Here's a cleaned-up version of the query I used to retrieve the set of online students who were in both our self-paced and structured programs. Data was split across many different tables from two separate apps that had their data piped into Redshift.
select
users.uuid,
users.email,
users.first_name,
users.last_name,
cohort_batches.*
from
users
join
user_roles
on
user_roles.user_id = users.id
join
roles
on
user_roles.role_id = roles.id
join
(select
batches.id as batch_id,
batches.uuid as batch_uuid,
batches.iteration as batch_iteration,
cohorts.name as cohort_name,
campuses.name as campus_name,
cohorts.start_date as start_date
from
cohorts
join
batches
on
cohorts.batch_id = batches._uuid
join
campuses
on
cohorts.campus_id = campuses.id
join
courses
on
courses.id = cohorts.course_id
where
campuses.name = 'Online'
and
courses.name in ('Software Engineering', 'Data Science')
union
select
batches.id as batch_id,
batches.uuid as batch_uuid,
batches.iteration as batch_iteration,
null as cohort_name, # wasn't available, so fill in a default value
'Online' as campus_name, # campus name all the same for these
null as start_date # no start date since self-paced
from
batches
where
batches.iteration in ('v-000', 'online-web-sp-000', 'online-ds-sp-000')
) as cohort_batches
on
cohort_batches.batch_id = user_roles.roleable_id
where
roles.name = 'student'
and
user_roles.roleable_type = 'Batch'
It's not the craziest query I've ever seen, but as a person unaccustomed to writing raw SQL all day, it was definitely a doozy to construct.
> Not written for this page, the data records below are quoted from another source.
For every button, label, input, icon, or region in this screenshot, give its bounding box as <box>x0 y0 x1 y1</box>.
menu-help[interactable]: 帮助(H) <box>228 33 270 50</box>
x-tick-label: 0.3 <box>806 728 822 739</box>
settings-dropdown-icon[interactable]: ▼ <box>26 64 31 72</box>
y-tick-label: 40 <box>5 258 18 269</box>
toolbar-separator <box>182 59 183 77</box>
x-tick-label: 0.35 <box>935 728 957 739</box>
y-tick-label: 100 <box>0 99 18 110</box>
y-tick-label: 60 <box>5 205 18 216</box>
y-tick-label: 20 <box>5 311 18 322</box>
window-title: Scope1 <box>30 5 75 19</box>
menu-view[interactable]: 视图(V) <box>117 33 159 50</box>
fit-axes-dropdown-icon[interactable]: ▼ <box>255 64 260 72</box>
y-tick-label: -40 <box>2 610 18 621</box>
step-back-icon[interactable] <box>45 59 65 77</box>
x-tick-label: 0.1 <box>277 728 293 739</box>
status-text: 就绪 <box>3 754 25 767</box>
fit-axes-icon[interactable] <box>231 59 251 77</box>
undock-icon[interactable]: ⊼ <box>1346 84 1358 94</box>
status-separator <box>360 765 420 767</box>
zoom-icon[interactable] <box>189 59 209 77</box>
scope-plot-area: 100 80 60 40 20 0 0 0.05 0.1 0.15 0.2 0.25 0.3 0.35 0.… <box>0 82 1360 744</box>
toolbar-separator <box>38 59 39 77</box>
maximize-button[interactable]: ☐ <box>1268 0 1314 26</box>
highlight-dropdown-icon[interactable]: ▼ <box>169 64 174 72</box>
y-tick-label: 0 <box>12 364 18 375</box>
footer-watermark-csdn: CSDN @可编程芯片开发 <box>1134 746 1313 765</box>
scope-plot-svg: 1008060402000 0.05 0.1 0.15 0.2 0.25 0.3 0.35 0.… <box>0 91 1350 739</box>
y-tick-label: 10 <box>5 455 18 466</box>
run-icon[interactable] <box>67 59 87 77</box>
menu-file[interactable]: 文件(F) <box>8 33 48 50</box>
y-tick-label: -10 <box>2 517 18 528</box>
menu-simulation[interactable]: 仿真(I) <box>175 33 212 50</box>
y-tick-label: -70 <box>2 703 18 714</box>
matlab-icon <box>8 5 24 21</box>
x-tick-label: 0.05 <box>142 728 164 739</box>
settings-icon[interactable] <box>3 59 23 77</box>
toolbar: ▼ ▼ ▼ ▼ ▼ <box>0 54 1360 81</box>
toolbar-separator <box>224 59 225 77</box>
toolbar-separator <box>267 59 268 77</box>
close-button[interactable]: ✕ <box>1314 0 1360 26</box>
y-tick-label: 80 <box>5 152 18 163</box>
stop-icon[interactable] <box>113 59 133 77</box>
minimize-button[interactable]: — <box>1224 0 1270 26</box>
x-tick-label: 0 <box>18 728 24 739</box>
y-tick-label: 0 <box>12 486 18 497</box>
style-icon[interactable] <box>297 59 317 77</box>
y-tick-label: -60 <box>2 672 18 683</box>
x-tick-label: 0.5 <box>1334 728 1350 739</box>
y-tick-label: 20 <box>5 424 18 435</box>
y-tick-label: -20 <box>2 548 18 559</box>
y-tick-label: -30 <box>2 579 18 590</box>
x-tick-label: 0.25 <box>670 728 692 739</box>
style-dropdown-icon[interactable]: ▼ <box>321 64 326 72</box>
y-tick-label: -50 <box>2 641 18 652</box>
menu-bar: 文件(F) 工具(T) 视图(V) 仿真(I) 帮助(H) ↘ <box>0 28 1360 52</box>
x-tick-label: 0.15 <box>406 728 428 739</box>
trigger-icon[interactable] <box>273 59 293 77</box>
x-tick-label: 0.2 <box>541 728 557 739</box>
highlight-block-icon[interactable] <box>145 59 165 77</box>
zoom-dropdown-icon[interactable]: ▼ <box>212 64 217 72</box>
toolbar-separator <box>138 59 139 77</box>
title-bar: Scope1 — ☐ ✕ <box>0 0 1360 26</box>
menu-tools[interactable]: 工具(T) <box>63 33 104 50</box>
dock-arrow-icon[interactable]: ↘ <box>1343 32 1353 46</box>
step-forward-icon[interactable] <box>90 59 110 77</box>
What I found interesting was the ability to join two sets of "cohort batches" together derived from different sources and then join that set of data to our users table based on a role and roleable type.
So, lots of querying, subquerying, union-ing and yeah. I suppose it was fun? For what it's worth, dipping down into raw SQL wasn't my favorite activity, but it got progressively more fun over time. So happy querying, I guess.